O for a thousand tongues to sing my great Redeemer’s praise, the glories of my God and King, the triumphs of His grace!
Dear People of God, in these days of conflict and confrontation it is most important for us who believe in Jesus -- in both His Person and in His Truth -- to know our measure of that Truth not only accurately but also lovingly, for Truth is not even really known, let alone loved, if its beauty is not sufficiently appreciated.
Accordingly, Mother Church, being the chosen instrument for God’s Holy Spirit at work on earth, must needs learn to give ever more faithful expression to both His Truth and His Love; not in separation -- for what God has joined man must not separate -- but as inseparably One: the loveableness and beauty of His Truth and the truthfulness and power of His Love; manifesting the inherent beauty of revealed Truth and proclaiming a Love inspired and sustained by such Truth.

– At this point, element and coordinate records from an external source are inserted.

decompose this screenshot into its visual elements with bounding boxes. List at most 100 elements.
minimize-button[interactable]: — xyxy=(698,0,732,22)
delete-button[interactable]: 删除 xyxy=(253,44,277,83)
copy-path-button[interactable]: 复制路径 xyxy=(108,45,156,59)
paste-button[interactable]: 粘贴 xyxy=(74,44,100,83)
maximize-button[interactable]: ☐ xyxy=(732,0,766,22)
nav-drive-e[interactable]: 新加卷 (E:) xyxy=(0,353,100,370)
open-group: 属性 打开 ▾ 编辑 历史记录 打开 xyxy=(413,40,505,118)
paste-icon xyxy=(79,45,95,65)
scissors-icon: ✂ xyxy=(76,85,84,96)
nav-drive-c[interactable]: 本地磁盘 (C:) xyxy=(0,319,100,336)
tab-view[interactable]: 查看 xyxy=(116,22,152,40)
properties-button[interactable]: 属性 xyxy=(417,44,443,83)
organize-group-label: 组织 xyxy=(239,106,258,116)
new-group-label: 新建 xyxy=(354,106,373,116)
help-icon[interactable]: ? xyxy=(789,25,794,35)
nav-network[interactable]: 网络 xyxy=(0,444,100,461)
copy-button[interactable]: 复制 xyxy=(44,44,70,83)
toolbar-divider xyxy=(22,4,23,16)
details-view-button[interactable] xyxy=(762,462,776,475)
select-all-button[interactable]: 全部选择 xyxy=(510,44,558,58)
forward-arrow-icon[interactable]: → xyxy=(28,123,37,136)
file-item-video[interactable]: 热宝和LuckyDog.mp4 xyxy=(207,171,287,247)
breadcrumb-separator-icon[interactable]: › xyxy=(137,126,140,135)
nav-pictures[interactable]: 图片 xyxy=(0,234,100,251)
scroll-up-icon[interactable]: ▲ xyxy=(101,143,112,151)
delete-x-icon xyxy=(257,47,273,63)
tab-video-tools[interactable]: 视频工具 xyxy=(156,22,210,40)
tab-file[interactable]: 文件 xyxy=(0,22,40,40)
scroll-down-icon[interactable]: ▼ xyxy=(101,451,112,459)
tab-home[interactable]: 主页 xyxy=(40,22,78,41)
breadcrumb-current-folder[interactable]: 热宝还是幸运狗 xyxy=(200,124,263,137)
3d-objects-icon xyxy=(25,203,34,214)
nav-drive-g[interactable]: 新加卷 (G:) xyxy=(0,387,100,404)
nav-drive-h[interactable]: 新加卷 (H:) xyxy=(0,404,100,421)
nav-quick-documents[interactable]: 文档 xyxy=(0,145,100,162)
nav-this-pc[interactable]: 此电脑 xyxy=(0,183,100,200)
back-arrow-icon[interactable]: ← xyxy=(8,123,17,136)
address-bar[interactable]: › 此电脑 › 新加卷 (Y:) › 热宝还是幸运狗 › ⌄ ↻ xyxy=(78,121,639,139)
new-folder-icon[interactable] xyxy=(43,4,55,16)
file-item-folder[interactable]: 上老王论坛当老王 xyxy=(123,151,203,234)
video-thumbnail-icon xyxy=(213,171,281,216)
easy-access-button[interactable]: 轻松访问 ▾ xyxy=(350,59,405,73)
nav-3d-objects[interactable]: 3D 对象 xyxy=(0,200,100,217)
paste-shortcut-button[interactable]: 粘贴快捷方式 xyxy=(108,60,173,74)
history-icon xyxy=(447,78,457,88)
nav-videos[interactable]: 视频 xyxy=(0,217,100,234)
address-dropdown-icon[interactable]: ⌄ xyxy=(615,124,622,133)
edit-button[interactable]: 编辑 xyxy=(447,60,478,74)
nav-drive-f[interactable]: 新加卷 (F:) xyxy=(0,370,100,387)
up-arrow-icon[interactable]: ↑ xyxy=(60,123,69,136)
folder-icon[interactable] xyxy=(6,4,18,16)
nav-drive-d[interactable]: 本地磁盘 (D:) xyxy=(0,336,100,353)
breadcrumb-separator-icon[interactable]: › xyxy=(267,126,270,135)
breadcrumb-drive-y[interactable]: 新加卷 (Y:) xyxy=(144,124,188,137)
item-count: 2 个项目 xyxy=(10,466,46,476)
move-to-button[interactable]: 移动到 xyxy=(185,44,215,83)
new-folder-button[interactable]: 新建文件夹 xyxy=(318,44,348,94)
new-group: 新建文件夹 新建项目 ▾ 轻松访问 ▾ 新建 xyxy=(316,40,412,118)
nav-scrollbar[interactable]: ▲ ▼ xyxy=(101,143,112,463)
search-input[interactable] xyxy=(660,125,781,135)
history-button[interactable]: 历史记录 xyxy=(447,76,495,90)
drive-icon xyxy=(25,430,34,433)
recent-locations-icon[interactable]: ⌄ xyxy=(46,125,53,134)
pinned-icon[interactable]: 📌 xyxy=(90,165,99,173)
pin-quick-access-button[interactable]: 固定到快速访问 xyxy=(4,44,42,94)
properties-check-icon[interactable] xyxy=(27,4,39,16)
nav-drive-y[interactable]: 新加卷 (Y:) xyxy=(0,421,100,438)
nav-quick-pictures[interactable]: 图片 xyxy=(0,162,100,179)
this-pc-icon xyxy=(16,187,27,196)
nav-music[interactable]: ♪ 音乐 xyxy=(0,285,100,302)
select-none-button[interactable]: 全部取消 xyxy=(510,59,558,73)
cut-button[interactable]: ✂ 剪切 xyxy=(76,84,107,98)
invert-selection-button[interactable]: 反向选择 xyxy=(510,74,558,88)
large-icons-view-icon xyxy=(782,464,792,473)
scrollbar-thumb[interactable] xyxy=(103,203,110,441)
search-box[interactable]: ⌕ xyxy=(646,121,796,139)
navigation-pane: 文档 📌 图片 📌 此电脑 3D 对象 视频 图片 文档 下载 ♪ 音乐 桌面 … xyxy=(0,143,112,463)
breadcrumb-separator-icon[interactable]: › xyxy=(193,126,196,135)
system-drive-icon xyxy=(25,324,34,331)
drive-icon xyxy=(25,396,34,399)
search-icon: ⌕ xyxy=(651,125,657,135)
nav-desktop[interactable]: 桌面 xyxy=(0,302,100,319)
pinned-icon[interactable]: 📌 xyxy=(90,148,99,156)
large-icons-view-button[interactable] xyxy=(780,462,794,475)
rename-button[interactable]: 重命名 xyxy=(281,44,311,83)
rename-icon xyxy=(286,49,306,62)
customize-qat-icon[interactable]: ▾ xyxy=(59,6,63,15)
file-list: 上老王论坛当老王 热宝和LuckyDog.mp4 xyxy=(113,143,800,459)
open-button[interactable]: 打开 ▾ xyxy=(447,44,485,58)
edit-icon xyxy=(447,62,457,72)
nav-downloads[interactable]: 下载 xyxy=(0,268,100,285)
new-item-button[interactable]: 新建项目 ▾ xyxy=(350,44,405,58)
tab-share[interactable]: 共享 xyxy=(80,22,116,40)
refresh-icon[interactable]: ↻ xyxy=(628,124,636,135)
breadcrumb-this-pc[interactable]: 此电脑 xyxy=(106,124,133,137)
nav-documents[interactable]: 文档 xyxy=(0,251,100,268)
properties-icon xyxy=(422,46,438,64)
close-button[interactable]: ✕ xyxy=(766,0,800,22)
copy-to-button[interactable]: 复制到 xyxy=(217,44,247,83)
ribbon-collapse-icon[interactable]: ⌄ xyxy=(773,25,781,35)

To that end we, her children, must endeavour in our words of human sincerity and Catholic witness to show our appreciation of the beauty of the Truth we believe and live a Love in harmony with and expressive of that Truth, for the early Church spread so rapidly in the Roman Empire not so much by dint of doctrinal expositions, verbal conflicts, and scholarly triumphs, as by the totally overwhelming beauty and humble power of Christian witness: men and women, boys and girls, all embracing  and Exalting the Cross in their witness to Him who once hung thereon for their sake and was now looking down from heaven in compassionate love and comforting them in His world-wide embrace, as they sought to serve His glory by walking gladly in His footsteps along His way.